If you had adopted an alpha level of 5%, you would reject the null hypothesis, when it is true, 5% of the time. This comes about because sampling error causes some of the mean differences to be so large (greater than 13, the critical value associated with alpha in this case) that it is not sensible to conclude that the null hypothesis is true. Because you can get results like that even when there is no difference between the population means, it's an error to conclude that a population difference exists–by tradition, it's called a Type I error. The probability that it will occur is called alpha, symbolized as α.

Actual Difference Between Population Means

What if the two populations really had different cholesterol levels after being treated with either your medication or a placebo? Then it might be that the comparison population has a cholesterol level that's about 8 points higher than the treatment population. Over repeated, hypothetical replications of the experiment, the mean difference between the sample means, comparison minus treatment, would tend to be 8 or close to it.

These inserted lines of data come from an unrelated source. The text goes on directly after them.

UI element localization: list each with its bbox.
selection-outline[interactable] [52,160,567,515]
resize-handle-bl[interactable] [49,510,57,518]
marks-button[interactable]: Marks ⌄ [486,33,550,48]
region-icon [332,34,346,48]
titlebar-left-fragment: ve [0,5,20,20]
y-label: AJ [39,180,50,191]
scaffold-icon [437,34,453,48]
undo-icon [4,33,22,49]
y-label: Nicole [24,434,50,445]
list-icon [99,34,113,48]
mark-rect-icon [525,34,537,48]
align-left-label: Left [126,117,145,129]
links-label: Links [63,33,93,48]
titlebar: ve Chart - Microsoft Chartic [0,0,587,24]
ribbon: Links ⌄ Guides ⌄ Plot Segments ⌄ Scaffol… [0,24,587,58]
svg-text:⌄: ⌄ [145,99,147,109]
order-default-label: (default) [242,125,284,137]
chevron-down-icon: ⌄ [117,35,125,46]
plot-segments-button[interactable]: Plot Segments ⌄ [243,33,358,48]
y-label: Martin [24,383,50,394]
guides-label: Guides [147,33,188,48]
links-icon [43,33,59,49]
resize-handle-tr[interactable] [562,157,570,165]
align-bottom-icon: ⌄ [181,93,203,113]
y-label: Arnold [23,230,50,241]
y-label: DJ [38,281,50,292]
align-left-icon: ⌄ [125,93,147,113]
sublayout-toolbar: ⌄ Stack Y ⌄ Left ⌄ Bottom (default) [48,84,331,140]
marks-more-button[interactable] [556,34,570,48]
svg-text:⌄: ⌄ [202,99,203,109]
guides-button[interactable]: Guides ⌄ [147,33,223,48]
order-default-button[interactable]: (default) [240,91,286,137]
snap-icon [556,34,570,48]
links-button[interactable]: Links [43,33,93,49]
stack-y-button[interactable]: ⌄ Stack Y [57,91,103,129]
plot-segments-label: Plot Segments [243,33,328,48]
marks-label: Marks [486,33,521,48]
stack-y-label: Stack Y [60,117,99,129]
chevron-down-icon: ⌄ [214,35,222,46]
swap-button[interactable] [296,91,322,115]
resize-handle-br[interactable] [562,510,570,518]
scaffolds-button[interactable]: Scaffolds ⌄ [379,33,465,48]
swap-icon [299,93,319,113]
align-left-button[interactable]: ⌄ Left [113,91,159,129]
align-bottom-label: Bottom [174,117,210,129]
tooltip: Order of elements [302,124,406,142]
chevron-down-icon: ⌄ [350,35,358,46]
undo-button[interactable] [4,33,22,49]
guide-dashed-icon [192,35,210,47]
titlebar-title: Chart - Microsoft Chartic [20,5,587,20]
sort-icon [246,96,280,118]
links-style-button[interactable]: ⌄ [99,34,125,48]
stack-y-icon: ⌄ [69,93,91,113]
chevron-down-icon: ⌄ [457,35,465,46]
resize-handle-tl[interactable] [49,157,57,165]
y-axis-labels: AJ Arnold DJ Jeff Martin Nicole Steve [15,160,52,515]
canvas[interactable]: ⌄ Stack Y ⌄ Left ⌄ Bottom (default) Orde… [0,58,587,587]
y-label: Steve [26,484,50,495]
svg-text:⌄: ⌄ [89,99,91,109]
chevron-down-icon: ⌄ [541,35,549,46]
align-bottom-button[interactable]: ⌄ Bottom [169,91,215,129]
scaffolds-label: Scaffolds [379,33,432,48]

But some replications of the experiment, when there is a difference of 8 points in the populations, would return a difference of more than 8 points and some considerably less—perhaps only 1 or 2 points.

In the end, if you charted the results, you would likely get a curve much like the one on the right in Figure 1. Its mean would be 8 because the difference between the population means in that reality is 8. Some replications of the experiment would have a mean difference smaller than zero, and others would have a mean difference larger than 13.

A statistical test has power only when the null hypothesis is false, and therefore when the alternative hypothesis is true. In the situation that Figure 1 depicts, you would reject the null hypothesis if the result of your experiment were that the treatment group had a cholesterol level at least 13 points lower than the comparison group.

As shown in Figure 1, that could happen less than half the time even if the population mean for the treatment group is as much as 12 points lower than the placebo group. This experiment has relatively low statistical power. If you knew that beforehand, you might not go to the trouble and expense of running the experiment as it's designed. You have less than a 50-50 chance of concluding that the medication makes a difference, even if it actually does.

The fact is that sometimes you're going to decide that a treatment makes no difference, even though omniscience would tell you otherwise. That decision would be an error—by tradition, it's known as a Type II error. The probability that it will occur is called beta, symbolized as β.